Hey, have I done these correctly? I'm not confidant of the rules at all, especially with b:

a) $y=3sin^2(x)+sec(2x)$
$\frac{dy}{dx}=6cos^2(x)+2sec(2x)tan(2x)$

b) $y=[x+ln(2x)]^3$

With this example, I could solve it easily if not for the $]^3$ at the end. How would this affect my answer?

2. Originally Posted by Quacky
Hey, have I done these correctly?

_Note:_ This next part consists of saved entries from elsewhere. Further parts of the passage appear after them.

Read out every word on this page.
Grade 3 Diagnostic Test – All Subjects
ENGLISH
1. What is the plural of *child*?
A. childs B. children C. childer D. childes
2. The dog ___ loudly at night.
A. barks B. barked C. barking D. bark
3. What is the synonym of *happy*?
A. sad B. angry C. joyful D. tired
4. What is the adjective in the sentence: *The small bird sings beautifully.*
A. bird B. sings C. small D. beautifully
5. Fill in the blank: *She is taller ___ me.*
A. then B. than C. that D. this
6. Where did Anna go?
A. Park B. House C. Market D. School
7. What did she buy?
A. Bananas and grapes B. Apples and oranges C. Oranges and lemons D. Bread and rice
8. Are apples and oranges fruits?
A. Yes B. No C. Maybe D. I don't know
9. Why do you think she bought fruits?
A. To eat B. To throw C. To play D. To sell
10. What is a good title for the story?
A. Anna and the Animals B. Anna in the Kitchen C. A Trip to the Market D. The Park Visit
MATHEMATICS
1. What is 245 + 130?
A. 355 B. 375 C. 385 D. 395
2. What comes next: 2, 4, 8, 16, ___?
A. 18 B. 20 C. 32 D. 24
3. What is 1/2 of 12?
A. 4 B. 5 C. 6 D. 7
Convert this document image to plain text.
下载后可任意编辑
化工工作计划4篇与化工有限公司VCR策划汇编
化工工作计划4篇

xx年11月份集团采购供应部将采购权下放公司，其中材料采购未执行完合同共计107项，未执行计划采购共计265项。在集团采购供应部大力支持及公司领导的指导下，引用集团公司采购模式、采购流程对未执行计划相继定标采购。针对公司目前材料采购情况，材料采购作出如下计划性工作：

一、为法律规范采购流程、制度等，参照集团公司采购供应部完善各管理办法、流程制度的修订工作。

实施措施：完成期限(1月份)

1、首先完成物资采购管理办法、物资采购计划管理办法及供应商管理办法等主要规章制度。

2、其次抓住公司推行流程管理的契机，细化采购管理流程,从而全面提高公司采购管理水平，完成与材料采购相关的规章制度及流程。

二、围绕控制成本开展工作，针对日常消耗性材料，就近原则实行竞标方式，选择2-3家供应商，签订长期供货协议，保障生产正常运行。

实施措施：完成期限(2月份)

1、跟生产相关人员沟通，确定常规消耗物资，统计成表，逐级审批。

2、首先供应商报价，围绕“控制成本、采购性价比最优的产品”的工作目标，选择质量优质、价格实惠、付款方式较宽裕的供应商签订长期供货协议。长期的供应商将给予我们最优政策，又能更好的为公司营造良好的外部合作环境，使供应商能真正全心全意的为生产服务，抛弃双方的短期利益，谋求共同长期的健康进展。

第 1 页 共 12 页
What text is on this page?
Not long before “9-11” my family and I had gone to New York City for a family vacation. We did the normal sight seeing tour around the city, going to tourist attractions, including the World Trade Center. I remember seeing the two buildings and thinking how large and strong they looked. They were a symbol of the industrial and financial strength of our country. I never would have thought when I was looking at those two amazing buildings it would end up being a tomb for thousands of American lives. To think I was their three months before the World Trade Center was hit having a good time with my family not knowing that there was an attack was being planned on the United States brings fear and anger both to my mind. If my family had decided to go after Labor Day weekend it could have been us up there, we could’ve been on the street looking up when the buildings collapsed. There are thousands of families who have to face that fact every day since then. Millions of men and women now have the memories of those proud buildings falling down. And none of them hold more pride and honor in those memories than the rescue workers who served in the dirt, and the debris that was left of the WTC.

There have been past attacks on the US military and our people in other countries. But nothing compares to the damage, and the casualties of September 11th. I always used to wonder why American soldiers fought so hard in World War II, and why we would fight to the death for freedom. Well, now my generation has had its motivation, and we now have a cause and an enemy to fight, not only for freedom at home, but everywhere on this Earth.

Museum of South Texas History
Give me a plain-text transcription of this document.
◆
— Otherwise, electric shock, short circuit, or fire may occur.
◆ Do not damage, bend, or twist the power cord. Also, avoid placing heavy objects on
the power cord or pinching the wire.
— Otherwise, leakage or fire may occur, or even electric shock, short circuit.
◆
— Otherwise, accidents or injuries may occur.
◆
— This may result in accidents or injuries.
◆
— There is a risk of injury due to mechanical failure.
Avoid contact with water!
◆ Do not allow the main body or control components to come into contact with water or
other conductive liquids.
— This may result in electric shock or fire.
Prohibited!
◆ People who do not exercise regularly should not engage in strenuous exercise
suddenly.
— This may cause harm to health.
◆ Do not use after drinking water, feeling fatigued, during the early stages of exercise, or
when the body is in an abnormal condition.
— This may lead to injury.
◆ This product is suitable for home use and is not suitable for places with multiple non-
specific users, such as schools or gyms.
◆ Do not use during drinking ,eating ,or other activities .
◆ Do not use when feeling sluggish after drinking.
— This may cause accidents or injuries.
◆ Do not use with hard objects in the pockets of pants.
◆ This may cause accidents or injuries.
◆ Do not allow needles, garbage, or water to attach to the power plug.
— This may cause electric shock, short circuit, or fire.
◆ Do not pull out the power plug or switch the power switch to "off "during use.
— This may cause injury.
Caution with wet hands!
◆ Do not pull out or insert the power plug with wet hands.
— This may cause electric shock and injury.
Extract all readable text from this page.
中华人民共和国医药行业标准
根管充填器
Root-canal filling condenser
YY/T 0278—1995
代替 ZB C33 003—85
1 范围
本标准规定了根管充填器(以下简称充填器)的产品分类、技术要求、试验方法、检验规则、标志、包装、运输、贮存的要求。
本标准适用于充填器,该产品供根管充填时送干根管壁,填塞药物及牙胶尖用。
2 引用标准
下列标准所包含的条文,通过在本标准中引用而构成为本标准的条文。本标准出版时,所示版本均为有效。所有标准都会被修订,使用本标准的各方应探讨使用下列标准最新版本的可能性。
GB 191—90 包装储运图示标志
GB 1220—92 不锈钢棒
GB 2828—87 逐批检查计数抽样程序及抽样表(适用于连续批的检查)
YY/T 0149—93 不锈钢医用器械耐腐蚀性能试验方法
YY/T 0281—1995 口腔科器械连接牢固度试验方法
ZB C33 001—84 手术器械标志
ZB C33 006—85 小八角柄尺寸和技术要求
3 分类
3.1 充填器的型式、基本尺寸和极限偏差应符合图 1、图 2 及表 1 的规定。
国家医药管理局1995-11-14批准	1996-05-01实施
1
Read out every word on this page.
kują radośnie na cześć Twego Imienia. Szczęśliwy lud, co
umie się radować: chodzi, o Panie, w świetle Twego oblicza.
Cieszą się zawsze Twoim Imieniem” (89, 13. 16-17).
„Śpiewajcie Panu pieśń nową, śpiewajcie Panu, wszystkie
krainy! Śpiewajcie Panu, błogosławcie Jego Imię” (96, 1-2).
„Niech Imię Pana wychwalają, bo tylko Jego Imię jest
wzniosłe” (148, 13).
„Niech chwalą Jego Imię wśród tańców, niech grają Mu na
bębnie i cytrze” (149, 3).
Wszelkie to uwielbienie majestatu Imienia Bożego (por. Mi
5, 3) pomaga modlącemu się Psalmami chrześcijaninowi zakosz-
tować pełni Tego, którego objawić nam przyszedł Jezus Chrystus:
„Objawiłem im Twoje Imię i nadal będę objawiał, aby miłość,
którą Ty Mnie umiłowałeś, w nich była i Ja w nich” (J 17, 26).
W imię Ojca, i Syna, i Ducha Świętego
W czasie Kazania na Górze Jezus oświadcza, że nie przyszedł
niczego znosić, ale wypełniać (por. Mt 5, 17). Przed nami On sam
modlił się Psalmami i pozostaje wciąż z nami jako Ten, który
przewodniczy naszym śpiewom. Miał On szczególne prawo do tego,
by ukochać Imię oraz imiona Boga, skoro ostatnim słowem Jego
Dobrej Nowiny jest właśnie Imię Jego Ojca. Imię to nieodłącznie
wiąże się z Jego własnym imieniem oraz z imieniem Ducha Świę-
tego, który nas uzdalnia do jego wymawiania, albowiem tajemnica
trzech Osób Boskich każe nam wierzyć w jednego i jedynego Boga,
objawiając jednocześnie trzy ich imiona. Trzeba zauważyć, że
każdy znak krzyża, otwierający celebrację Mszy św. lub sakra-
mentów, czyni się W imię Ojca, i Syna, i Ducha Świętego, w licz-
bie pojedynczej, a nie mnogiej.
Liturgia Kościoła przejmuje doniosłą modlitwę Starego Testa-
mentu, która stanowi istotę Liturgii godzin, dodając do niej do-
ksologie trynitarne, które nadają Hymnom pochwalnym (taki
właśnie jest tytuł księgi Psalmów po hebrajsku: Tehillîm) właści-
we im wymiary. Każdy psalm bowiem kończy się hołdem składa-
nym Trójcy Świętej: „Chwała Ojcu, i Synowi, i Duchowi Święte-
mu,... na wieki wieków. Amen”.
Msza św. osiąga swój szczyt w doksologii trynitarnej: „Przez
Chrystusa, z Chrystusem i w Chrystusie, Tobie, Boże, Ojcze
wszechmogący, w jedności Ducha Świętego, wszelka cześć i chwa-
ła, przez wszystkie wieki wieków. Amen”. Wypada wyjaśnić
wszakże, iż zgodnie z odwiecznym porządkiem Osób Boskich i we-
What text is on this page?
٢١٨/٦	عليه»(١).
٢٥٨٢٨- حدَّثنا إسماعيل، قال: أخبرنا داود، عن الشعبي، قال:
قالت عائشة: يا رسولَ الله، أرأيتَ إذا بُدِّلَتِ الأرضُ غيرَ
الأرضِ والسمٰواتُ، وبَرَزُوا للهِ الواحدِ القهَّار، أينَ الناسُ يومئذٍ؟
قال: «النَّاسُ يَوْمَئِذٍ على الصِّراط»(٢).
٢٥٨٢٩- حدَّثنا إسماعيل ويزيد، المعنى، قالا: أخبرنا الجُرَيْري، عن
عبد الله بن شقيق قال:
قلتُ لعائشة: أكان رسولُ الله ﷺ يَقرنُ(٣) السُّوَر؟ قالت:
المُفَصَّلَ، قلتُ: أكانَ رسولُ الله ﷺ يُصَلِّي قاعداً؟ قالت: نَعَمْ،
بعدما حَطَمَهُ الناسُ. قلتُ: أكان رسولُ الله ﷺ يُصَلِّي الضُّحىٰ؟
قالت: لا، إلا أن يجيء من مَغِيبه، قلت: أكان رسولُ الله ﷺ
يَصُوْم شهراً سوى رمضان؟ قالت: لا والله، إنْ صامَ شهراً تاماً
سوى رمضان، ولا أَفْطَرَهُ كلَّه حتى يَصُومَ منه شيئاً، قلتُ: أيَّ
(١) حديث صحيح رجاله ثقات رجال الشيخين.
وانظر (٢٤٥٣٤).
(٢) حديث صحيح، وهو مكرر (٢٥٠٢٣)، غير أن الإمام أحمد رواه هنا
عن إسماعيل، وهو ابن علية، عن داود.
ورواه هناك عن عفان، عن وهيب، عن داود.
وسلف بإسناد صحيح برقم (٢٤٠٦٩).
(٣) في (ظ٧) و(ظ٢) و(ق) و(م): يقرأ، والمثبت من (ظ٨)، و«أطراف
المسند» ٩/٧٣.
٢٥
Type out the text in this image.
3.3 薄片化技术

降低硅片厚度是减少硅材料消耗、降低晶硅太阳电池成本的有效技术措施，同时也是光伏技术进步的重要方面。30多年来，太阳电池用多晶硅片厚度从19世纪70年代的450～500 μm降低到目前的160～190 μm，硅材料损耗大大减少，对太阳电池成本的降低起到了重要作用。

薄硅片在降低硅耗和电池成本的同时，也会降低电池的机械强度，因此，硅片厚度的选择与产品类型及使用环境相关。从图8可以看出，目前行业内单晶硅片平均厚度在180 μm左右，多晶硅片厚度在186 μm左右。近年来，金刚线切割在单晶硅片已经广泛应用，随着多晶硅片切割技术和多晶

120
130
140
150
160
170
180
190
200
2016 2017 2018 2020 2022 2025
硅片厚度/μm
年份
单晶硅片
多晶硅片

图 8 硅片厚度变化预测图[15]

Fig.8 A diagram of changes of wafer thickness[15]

I'm not confidant of the rules at all, especially with b:

a) $y=3sin^2(x)+sec(2x)$
$\frac{dy}{dx}=6cos^2(x)+2sec(2x)tan(2x)$

you're forgetting to use the chain rule for the first term

b) $y=[x+ln(2x)]^3$

use the chain rule here, also.
...

3. Originally Posted by Quacky
Hey, have I done these correctly? I'm not confidant of the rules at all, especially with b:

a) $y=3sin^2(x)+sec(2x)$
$\frac{dy}{dx}=6cos^2(x)+2sec(2x)tan(2x)$

b) $y=[x+ln(2x)]^3$

With this example, I could solve it easily if not for the $]^3$ at the end. How would this affect my answer?
$y=3sin^2(x)$
let $u= sin x$
so

$
y=3u^2
$

then $\frac {dy}{du}=6u
\frac {du}{dx}=cosx$

$
\frac{dy}{dx}=\frac{dy}{du} \frac {du}{dx}=6ucosx=6sinxcosx
$

4. Thanks for the answers, I'll try the second question now.